I. All fixed assets are stated at historical cost of acquisition/construction cost less depreciation. Costs include all expenses incurred to bring the assets to its present location & Condition.

II. Pursuant to the Requirements of the Schedule II of the Companies Act, 2013 the company has revised the depreciation rates wef 1st April,2014 as prescribed under said Act. The company has adopted the estimated useful life of the fixed assets as stipulated by the Schedule II of the Act. As a result the deprecation amount for the year ended 31st March,2015 is lower.


Mar 31, 2014

(A) System of Accounting:

I. The Financial statements are prepared under the historical cost convention and in accordance with

generally accepted accounting principles and the Accounting Standards issued by The Institute of Chartered Accountants of India along with the provisions of the Companies Act, 1956.
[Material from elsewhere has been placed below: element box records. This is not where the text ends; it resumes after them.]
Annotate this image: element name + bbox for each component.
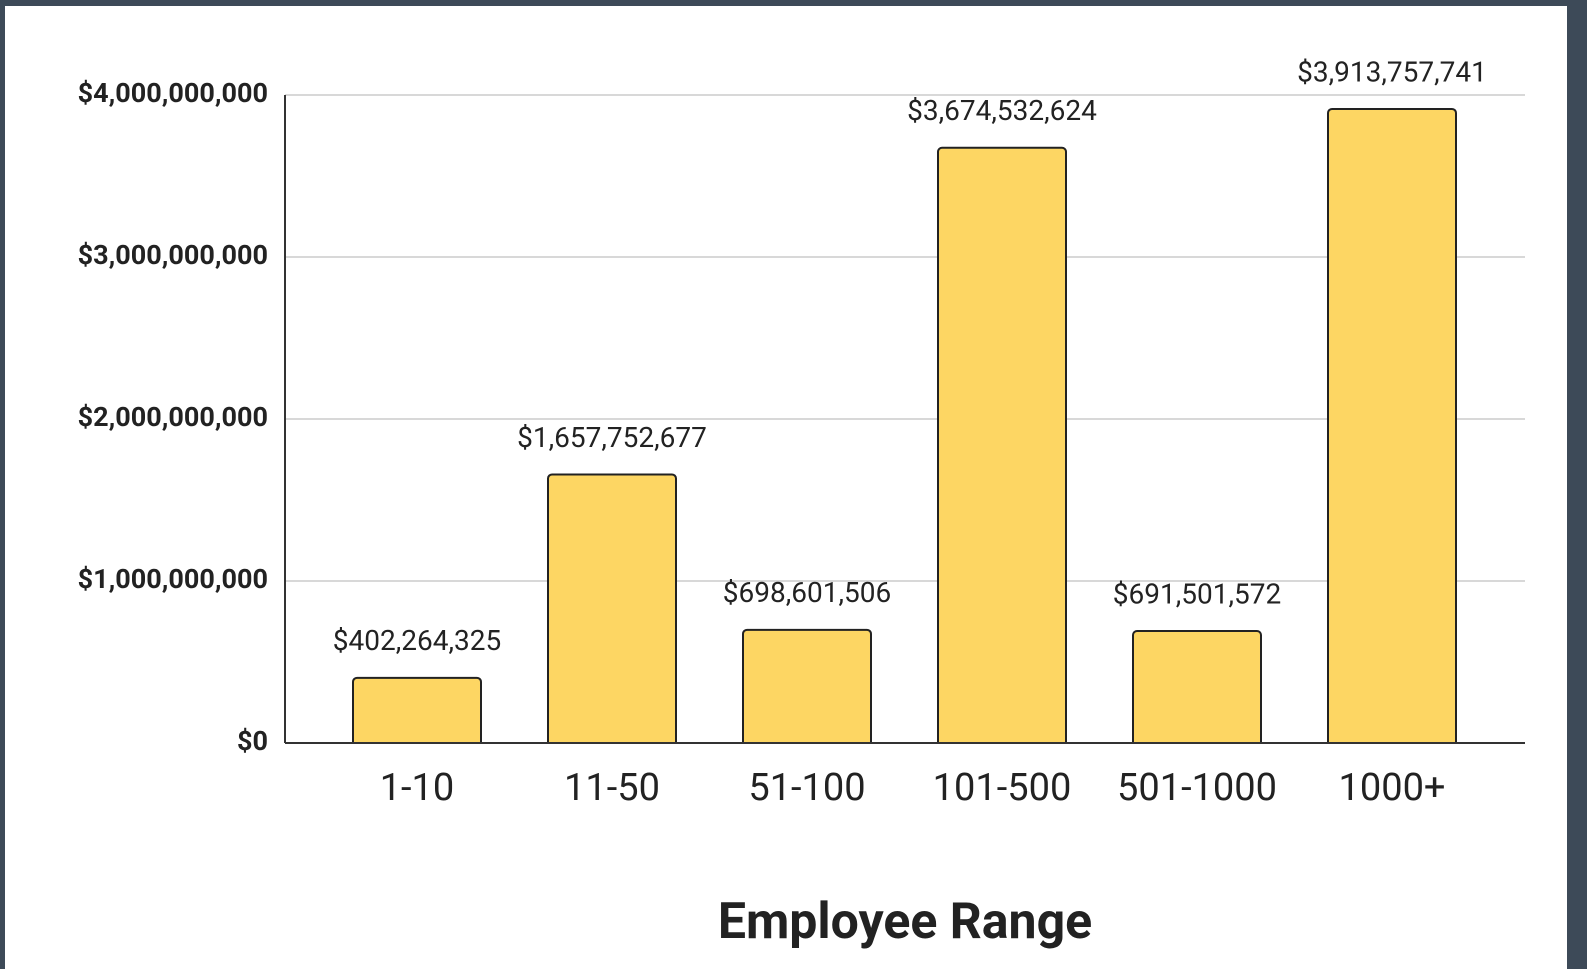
y-tick-label: $4,000,000,000 xyxy=(78,77,268,109)
data-label: $691,501,572 xyxy=(1113,577,1281,610)
y-tick-label: $0 xyxy=(237,725,268,757)
y-tick-label: $3,000,000,000 xyxy=(78,239,268,271)
bar xyxy=(547,473,677,748)
y-tick-label: $2,000,000,000 xyxy=(78,401,268,433)
x-axis-title: Employee Range xyxy=(718,893,1092,951)
x-tick-label: 101-500 xyxy=(933,766,1072,810)
x-tick-label: 1000+ xyxy=(1339,766,1446,810)
bar xyxy=(937,146,1067,748)
data-label: $1,657,752,677 xyxy=(517,421,707,454)
data-label: $698,601,506 xyxy=(723,576,891,609)
bar xyxy=(352,676,482,749)
chart-background xyxy=(5,6,1567,969)
bar xyxy=(1132,629,1262,748)
x-axis-cover xyxy=(284,744,1526,752)
bar xyxy=(1327,107,1457,748)
data-label: $3,674,532,624 xyxy=(907,94,1097,127)
x-tick-label: 1-10 xyxy=(380,766,455,810)
data-label: $3,913,757,741 xyxy=(1297,55,1487,88)
x-tick-label: 11-50 xyxy=(564,766,660,810)
data-label: $402,264,325 xyxy=(333,624,501,657)
bar xyxy=(742,628,872,748)
x-tick-label: 51-100 xyxy=(748,766,865,810)
y-tick-label: $1,000,000,000 xyxy=(78,563,268,595)
x-tick-label: 501-1000 xyxy=(1117,766,1277,810)
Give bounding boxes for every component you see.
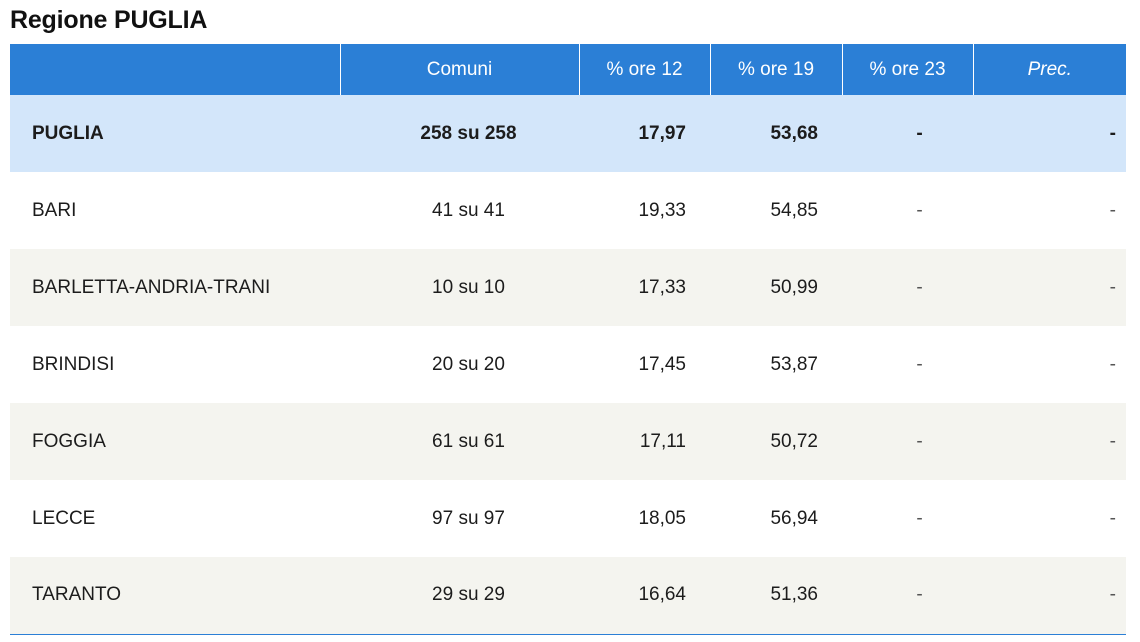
province-name: BARLETTA-ANDRIA-TRANI [32, 276, 271, 298]
province-prec: - [1109, 507, 1116, 529]
province-prec: - [1109, 199, 1116, 221]
table-header-row: Comuni % ore 12 % ore 19 % ore 23 Prec. [10, 44, 1126, 95]
header-ore-23: % ore 23 [841, 44, 973, 95]
province-ore-19: 50,99 [770, 276, 818, 298]
province-name: BRINDISI [32, 353, 115, 375]
province-ore-19: 53,87 [770, 353, 818, 375]
province-prec: - [1109, 430, 1116, 452]
province-ore-12: 17,11 [639, 430, 686, 452]
table-row: BARI 41 su 41 19,33 54,85 - - [10, 172, 1126, 249]
province-comuni: 29 su 29 [340, 557, 579, 635]
province-ore-19: 56,94 [770, 507, 818, 529]
header-prec: Prec. [972, 44, 1126, 95]
province-ore-19: 54,85 [770, 199, 818, 221]
province-ore-19: 50,72 [770, 430, 818, 452]
table-row: TARANTO 29 su 29 16,64 51,36 - - [10, 557, 1126, 635]
province-prec: - [1109, 276, 1116, 298]
province-ore-12: 16,64 [579, 557, 710, 635]
province-ore-12: 17,33 [638, 276, 686, 298]
region-comuni: 258 su 258 [420, 122, 517, 144]
province-ore-23: - [842, 557, 973, 635]
table-row: FOGGIA 61 su 61 17,11 50,72 - - [10, 403, 1126, 480]
region-ore-19: 53,68 [770, 122, 818, 144]
province-name: TARANTO [10, 557, 340, 635]
province-comuni: 97 su 97 [432, 507, 505, 529]
region-ore-23: - [916, 122, 923, 144]
province-ore-12: 19,33 [638, 199, 686, 221]
province-ore-23: - [916, 199, 923, 221]
province-comuni: 41 su 41 [432, 199, 505, 221]
province-comuni: 20 su 20 [432, 353, 505, 375]
province-comuni: 10 su 10 [432, 276, 505, 298]
page-title: Regione PUGLIA [10, 6, 208, 34]
province-ore-23: - [916, 507, 923, 529]
header-ore-19: % ore 19 [709, 44, 842, 95]
region-row: PUGLIA 258 su 258 17,97 53,68 - - [10, 95, 1126, 172]
province-ore-19: 51,36 [710, 557, 842, 635]
header-comuni: Comuni [339, 44, 579, 95]
turnout-table: Comuni % ore 12 % ore 19 % ore 23 Prec. … [10, 44, 1126, 635]
province-name: FOGGIA [32, 430, 106, 452]
region-prec: - [1109, 122, 1116, 144]
table-row: BRINDISI 20 su 20 17,45 53,87 - - [10, 326, 1126, 403]
province-name: LECCE [32, 507, 96, 529]
province-ore-23: - [916, 276, 923, 298]
province-ore-12: 17,45 [638, 353, 686, 375]
header-territory [10, 44, 340, 95]
header-ore-12: % ore 12 [578, 44, 710, 95]
province-ore-23: - [916, 353, 923, 375]
province-name: BARI [32, 199, 77, 221]
region-ore-12: 17,97 [638, 122, 686, 144]
province-prec: - [973, 557, 1126, 635]
region-name: PUGLIA [32, 122, 104, 144]
province-ore-23: - [916, 430, 923, 452]
province-ore-12: 18,05 [638, 507, 686, 529]
table-row: BARLETTA-ANDRIA-TRANI 10 su 10 17,33 50,… [10, 249, 1126, 326]
table-row: LECCE 97 su 97 18,05 56,94 - - [10, 480, 1126, 557]
province-comuni: 61 su 61 [432, 430, 505, 452]
province-prec: - [1109, 353, 1116, 375]
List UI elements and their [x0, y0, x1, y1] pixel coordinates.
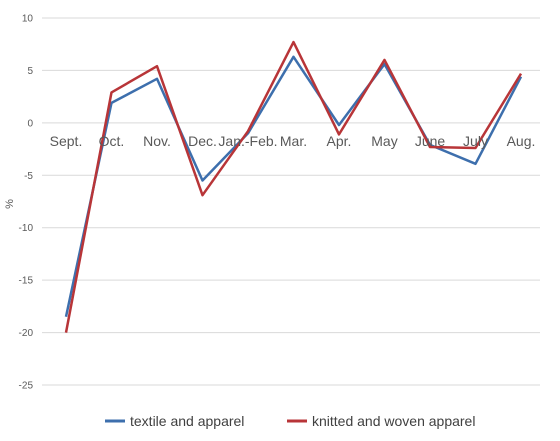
x-axis-tick-labels: Sept. Oct. Nov. Dec. Jan.-Feb. Mar. Apr. May Jun…: [50, 133, 536, 149]
x-tick-label: Aug.: [507, 133, 536, 149]
x-tick-label: July: [463, 133, 488, 149]
y-tick-label: -5: [24, 171, 33, 182]
y-tick-label: -25: [19, 381, 34, 392]
legend: textile and apparel knitted and woven app…: [105, 413, 475, 429]
x-tick-label: Oct.: [99, 133, 125, 149]
series-line-2: [64, 40, 523, 333]
series-lines: [64, 40, 523, 333]
x-tick-label: June: [415, 133, 446, 149]
y-tick-label: 0: [27, 118, 33, 129]
y-tick-label: -15: [19, 276, 34, 287]
x-tick-label: Apr.: [327, 133, 352, 149]
x-tick-label: May: [371, 133, 397, 149]
series-line-1: [64, 55, 523, 318]
gridlines: [42, 17, 540, 386]
y-axis-label: %: [4, 199, 16, 209]
legend-label: textile and apparel: [130, 413, 244, 429]
y-axis-tick-labels: 10 5 0 -5 -10 -15 -20 -25: [19, 14, 34, 392]
x-tick-label: Mar.: [280, 133, 307, 149]
y-tick-label: 10: [22, 14, 34, 25]
y-tick-label: -20: [19, 328, 34, 339]
x-tick-label: Sept.: [50, 133, 83, 149]
x-tick-label: Dec.: [188, 133, 217, 149]
y-tick-label: 5: [27, 66, 33, 77]
legend-label: knitted and woven apparel: [312, 413, 475, 429]
x-tick-label: Nov.: [143, 133, 171, 149]
y-tick-label: -10: [19, 223, 34, 234]
x-tick-label: Jan.-Feb.: [218, 133, 277, 149]
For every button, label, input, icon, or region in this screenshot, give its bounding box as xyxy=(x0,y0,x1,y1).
II The Company, generally, follows the mercantile system of accounting and recognizes income and expenditure on accrual basis. Dividend Income is recognized as & when received.

III. Estimates and assumptions used in the preparation of the financial statements are based upon management evaluation of the relevant facts and circumstances as of the date of the financial statements, which may differ from die actual results at a subsequent date.

(B) Provisions & Contingent liabilities;

A provision is recognized when there is present obligation as a result of past event and it is probable that an outflow of resources will be required to settle the obligation, in respect if which a reliable estimate can be made. Provisions are determined based on the best estimate of the amount required to settle the obligation at the Balance sheet date. Contingent Liabilities are not recognized in the financial statements but is disclosed.

(C) Earnings Per Share;-

The earnings considered in ascertaining the Company''s EPS comprises the net profit after tax. The number of shares used in computing basic EPS is weighted average number of shares outstanding during the year.

(D) Employees Benefit:-

Short-term employee benefits are recognized as an expense at the undiscounted amount in the Profit & Loss Account of the year in which the related service is rendered. As per the revised AS- 15 ''Employee Benefits", it is mandatory that the company should provide liability on the basis of Acturial Valuations. However, the company has accounted employee benefits on cash basis as & when claimed by employee & no provisions for post employment benefits have been made.

(E) Segment Reporting

The Company has carried out investment activities & earned capital gains & dividend income, the same has been recognized separately in the profit & loss account Other than this, it has earned rental & interest income which has been shown separately in the P&L Account. ''

(F) Taxation

Current tax is determined as the amount of tax payable in respect of taxable income for the year. Deferred tax is recognized to that extent only, subject to consideration of prudence in respect of deferred tax assets, or timing differences, being the differences between the taxable income and accounting income that originate in one year and are capable of reversal in one or more subsequent years, having tax consequences.

(G) Investments

Investments are classified as Non-Current investments and Current investments. Investments that are readily realizable and intended to be held for not more than a year are classified as current investments. All other investments are classified as Non-current investments. Non-current investments are stated at cost and any decline other than temporary, in the value of such investments is charged to the profit and loss account. Current investments are stated at the cost price. However, provision for diminution in value is made to recognise a decline other than temporary in the value of investments.

(H) Fixed Assets & Depreciation

I. All fixed assets are stated at historical cost of acquisition/construction cost less depreciation. Costs include all expenses incurred to bring the assets to its present location & Condition.

II. Depreciation on fixed assets is provided at the written down value the rates prescribed in Schedule-XTV of the Companies Act.